If you're a writer though and are seriously thinking about a trad deal, here's an excellent little handbook from David P. Vandagriff. If the name is unfamiliar, he also goes by The Passive Guy, the head honcho over at the think tank otherwise known as The Passive Voice.
David's book is not legal advice since contrary to what certain people tell you, not all contracts are the same. His tome covers the ickiest provisions of publishing contracts, provisions designed to take all your money, your hard work, and your career away from you. He also gives you tips to avoid these soul-wrenching clauses. If nothing else, the book is great conversation starter for you and your attorney.
We're closing is on the last quarter of the year, and I feel like I'm slipping farther and farther. The list of tasks to get done in 2016 has quite a few things crossed off as of today, but I still have over half the list left to go.
Is this a good thing or a bad thing?
My old anal self would be despairing at this point for not being three quarters of the way through the to-do list by now.
But my new self? Well, she listed everything that's come out, or is about to come out, this year to an old friend over dinner last Friday. The friend, who is not a writer but is an attorney looking to change careers, was impressed because to her, writing is tedious and time-consuming.
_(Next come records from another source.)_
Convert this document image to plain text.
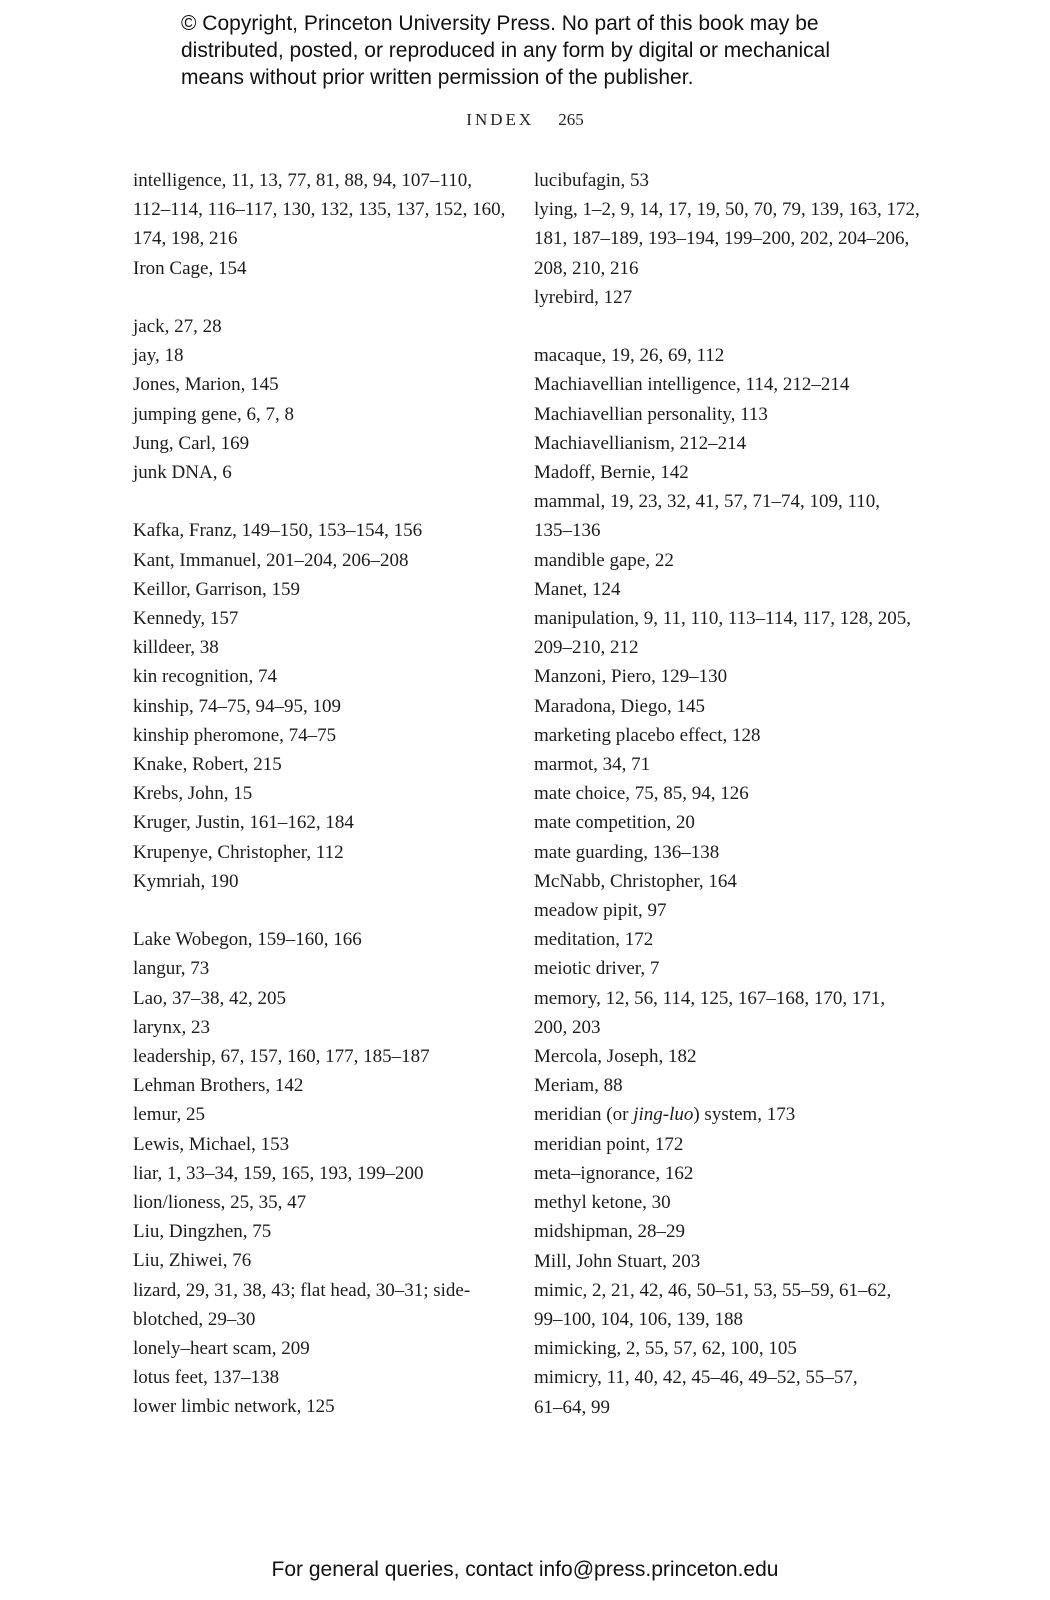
© Copyright, Princeton University Press. No part of this book may be
distributed, posted, or reproduced in any form by digital or mechanical
means without prior written permission of the publisher.
INDEX 265
intelligence, 11, 13, 77, 81, 88, 94, 107–110,
112–114, 116–117, 130, 132, 135, 137, 152, 160,
174, 198, 216
Iron Cage, 154
jack, 27, 28
jay, 18
Jones, Marion, 145
jumping gene, 6, 7, 8
Jung, Carl, 169
junk DNA, 6
Kafka, Franz, 149–150, 153–154, 156
Kant, Immanuel, 201–204, 206–208
Keillor, Garrison, 159
Kennedy, 157
killdeer, 38
kin recognition, 74
kinship, 74–75, 94–95, 109
kinship pheromone, 74–75
Knake, Robert, 215
Krebs, John, 15
Kruger, Justin, 161–162, 184
Krupenye, Christopher, 112
Kymriah, 190
Lake Wobegon, 159–160, 166
langur, 73
Lao, 37–38, 42, 205
larynx, 23
leadership, 67, 157, 160, 177, 185–187
Lehman Brothers, 142
lemur, 25
Lewis, Michael, 153
liar, 1, 33–34, 159, 165, 193, 199–200
lion/lioness, 25, 35, 47
Liu, Dingzhen, 75
Liu, Zhiwei, 76
lizard, 29, 31, 38, 43; flat head, 30–31; side-
blotched, 29–30
lonely–heart scam, 209
lotus feet, 137–138
lower limbic network, 125
lucibufagin, 53
lying, 1–2, 9, 14, 17, 19, 50, 70, 79, 139, 163, 172,
181, 187–189, 193–194, 199–200, 202, 204–206,
208, 210, 216
lyrebird, 127
macaque, 19, 26, 69, 112
Machiavellian intelligence, 114, 212–214
Machiavellian personality, 113
Machiavellianism, 212–214
Madoff, Bernie, 142
mammal, 19, 23, 32, 41, 57, 71–74, 109, 110,
135–136
mandible gape, 22
Manet, 124
manipulation, 9, 11, 110, 113–114, 117, 128, 205,
209–210, 212
Manzoni, Piero, 129–130
Maradona, Diego, 145
marketing placebo effect, 128
marmot, 34, 71
mate choice, 75, 85, 94, 126
mate competition, 20
mate guarding, 136–138
McNabb, Christopher, 164
meadow pipit, 97
meditation, 172
meiotic driver, 7
memory, 12, 56, 114, 125, 167–168, 170, 171,
200, 203
Mercola, Joseph, 182
Meriam, 88
meridian (or jing-luo) system, 173
meridian point, 172
meta–ignorance, 162
methyl ketone, 30
midshipman, 28–29
Mill, John Stuart, 203
mimic, 2, 21, 42, 46, 50–51, 53, 55–59, 61–62,
99–100, 104, 106, 139, 188
mimicking, 2, 55, 57, 62, 100, 105
mimicry, 11, 40, 42, 45–46, 49–52, 55–57,
61–64, 99
For general queries, contact info@press.princeton.edu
And I realized my old self had been doing something stupid. I'd fallen into the same trap I'd warned other writers about--comparing myself to other people. Failing to keep up with other writers didn't necessarily mean I had failed.
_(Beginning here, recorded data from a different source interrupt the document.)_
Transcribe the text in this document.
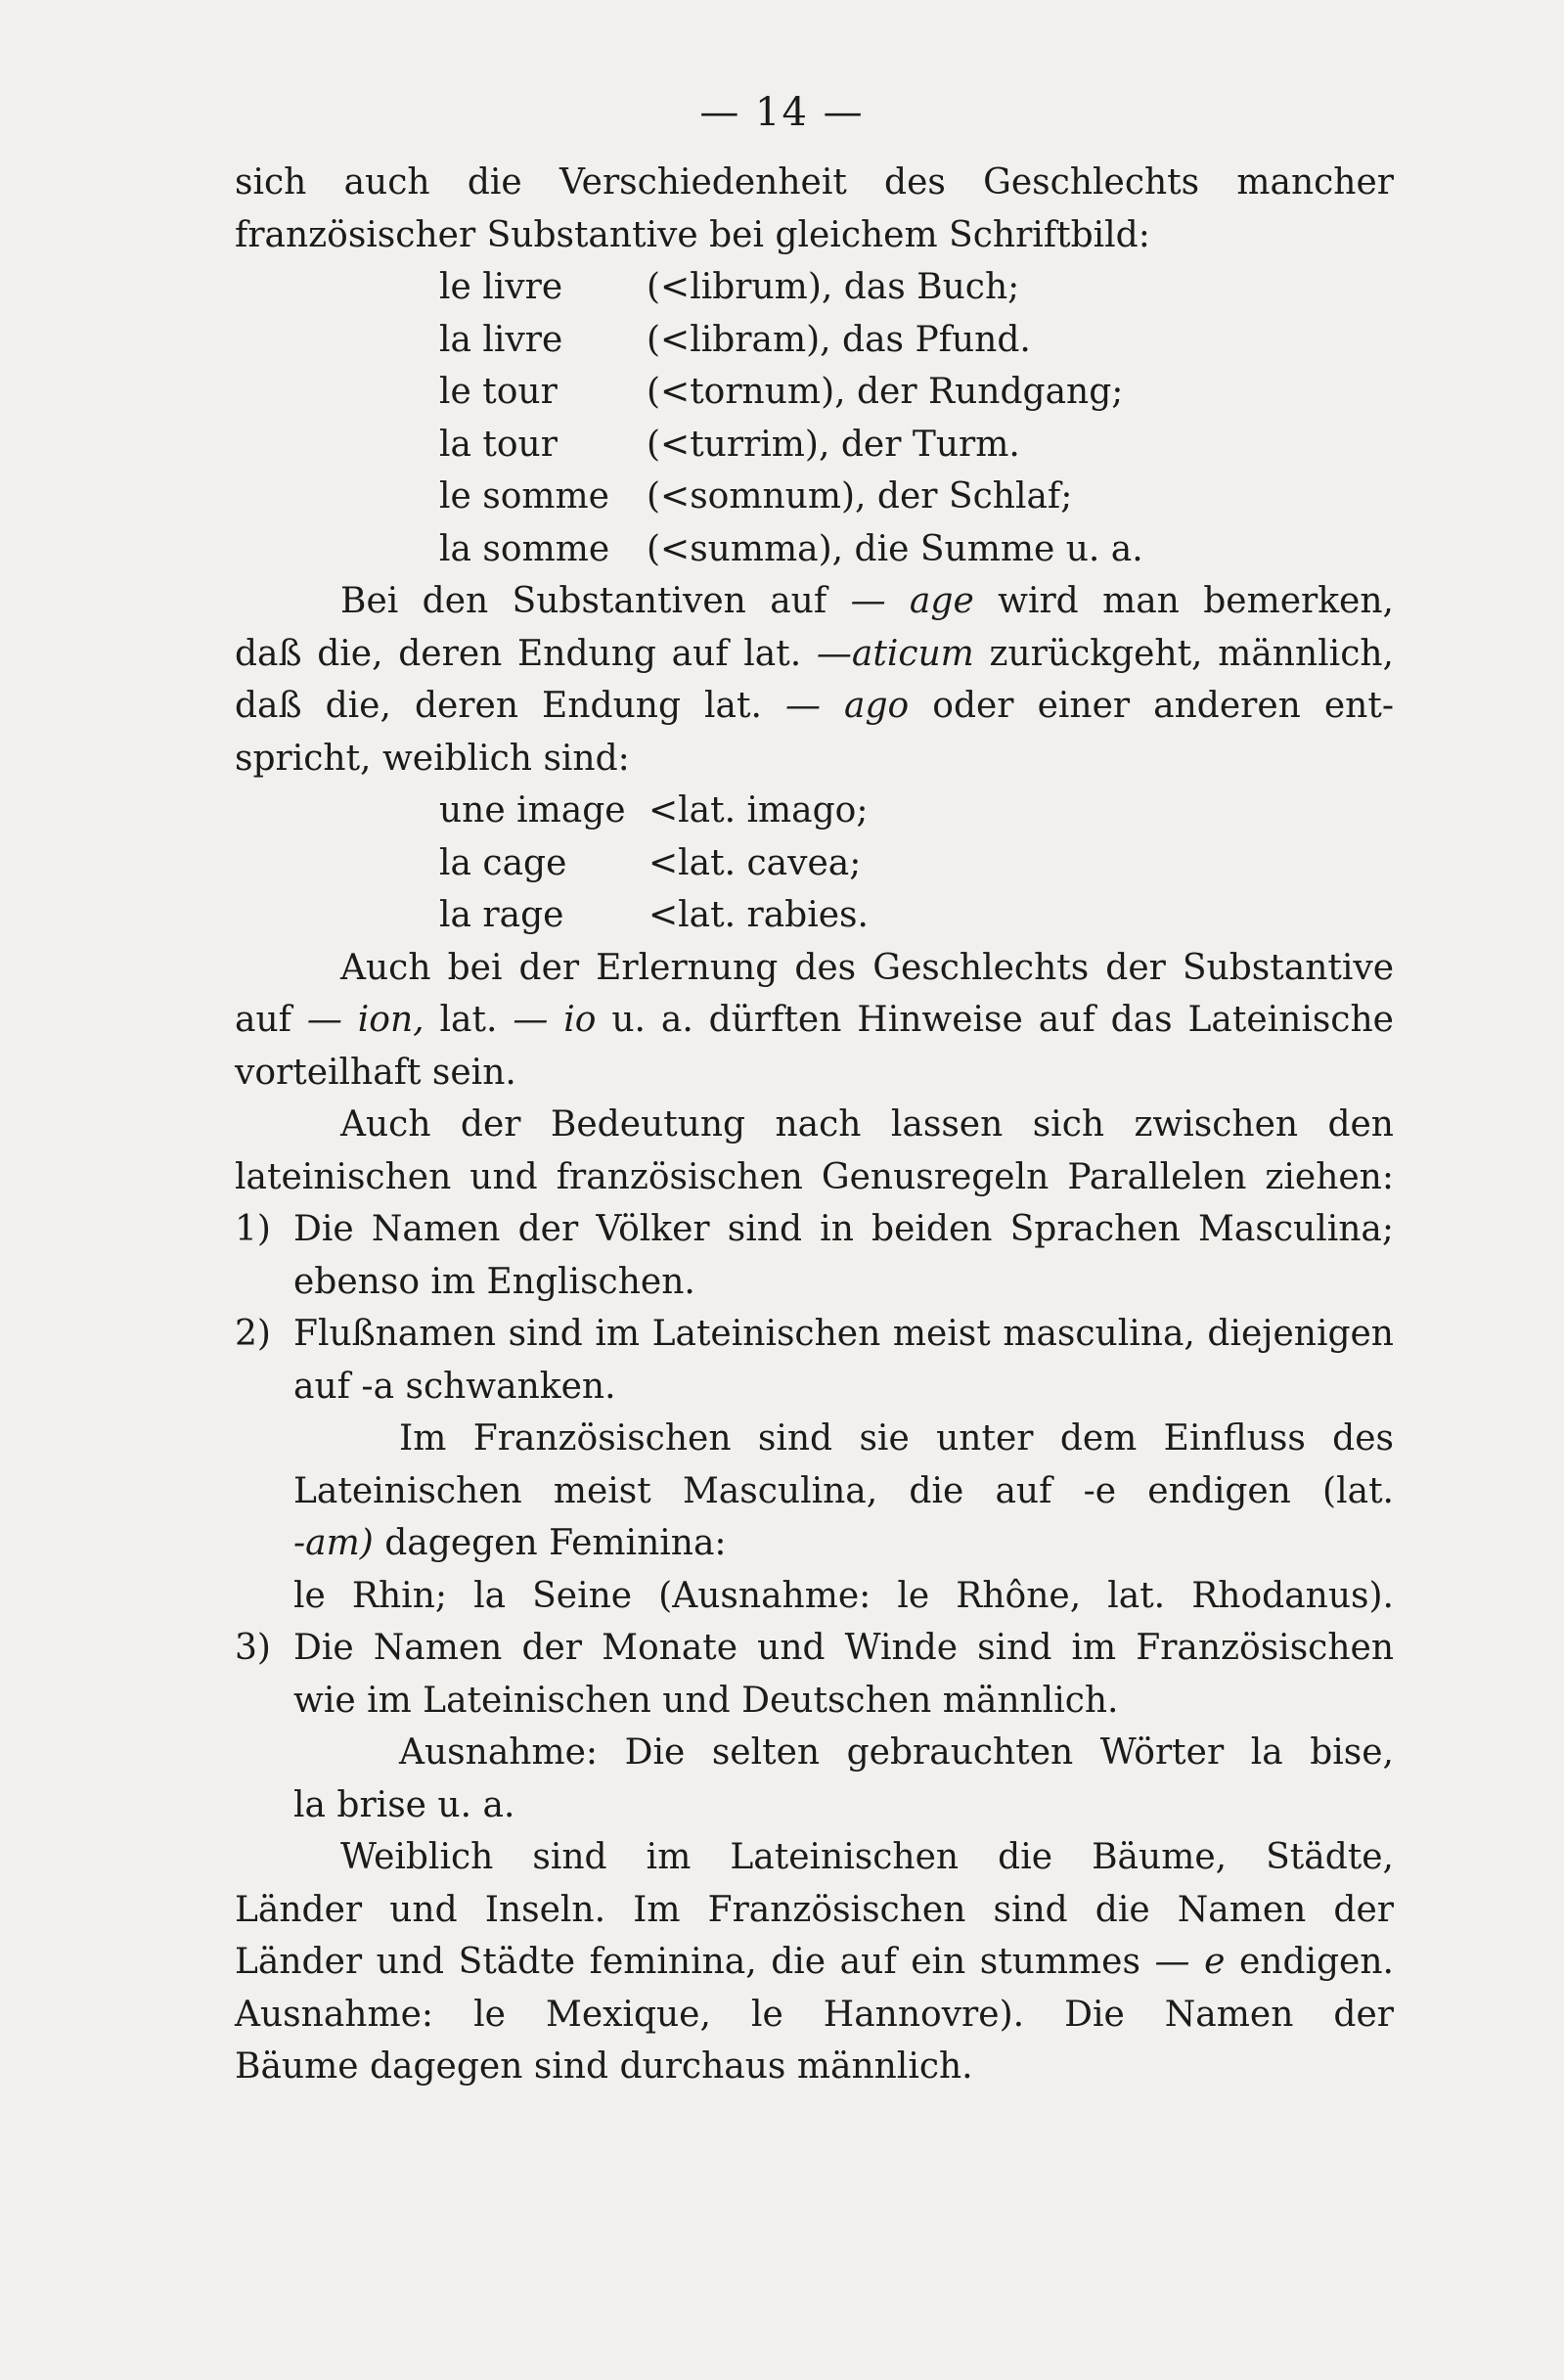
— 14 —
sich auch die Verschiedenheit des Geschlechts mancher
französischer Substantive bei gleichem Schriftbild:
le livre (<librum), das Buch;
la livre (<libram), das Pfund.
le tour	(<tornum), der Rundgang;
la tour	(<turrim), der Turm.
le somme (<somnum), der Schlaf;
la somme (<summa), die Summe u. a.
Bei den Substantiven auf — age wird man bemerken,
daß die, deren Endung auf lat. —aticum zurückgeht, männlich,
daß die, deren Endung lat. — ago oder einer anderen ent-
spricht, weiblich sind:
une image <lat. imago;
la cage <lat. cavea;
la rage <lat. rabies.
Auch bei der Erlernung des Geschlechts der Substantive
auf — ion, lat. — io u. a. dürften Hinweise auf das Lateinische
vorteilhaft sein.
Auch der Bedeutung nach lassen sich zwischen den
lateinischen und französischen Genusregeln Parallelen ziehen:
1) Die Namen der Völker sind in beiden Sprachen Masculina;
ebenso im Englischen.
2) Flußnamen sind im Lateinischen meist masculina, diejenigen
auf -a schwanken.
Im Französischen sind sie unter dem Einfluss des
Lateinischen meist Masculina, die auf -e endigen (lat.
-am) dagegen Feminina:
le Rhin; la Seine (Ausnahme: le Rhône, lat. Rhodanus).
3) Die Namen der Monate und Winde sind im Französischen
wie im Lateinischen und Deutschen männlich.
Ausnahme: Die selten gebrauchten Wörter la bise,
la brise u. a.
Weiblich sind im Lateinischen die Bäume, Städte,
Länder und Inseln. Im Französischen sind die Namen der
Länder und Städte feminina, die auf ein stummes — e endigen.
Ausnahme: le Mexique, le Hannovre). Die Namen der
Bäume dagegen sind durchaus männlich.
Already, I've written more this year than I had last year or the year before. I'd definitely published more this year than I had last year or the year before. Maybe I wasn't as caught up with my business plan as I would have liked, but I wasn't sitting on my hands either.
This last week alone, I uploaded the print version of Justice: The Beginning, reviewed my portion of the galleys for Sword and Sorceress 31, organized my blurb sheets for each published story (which was a way overdue task), edited a bit more of Zombie Goddess, and wrote a bit on four different novels.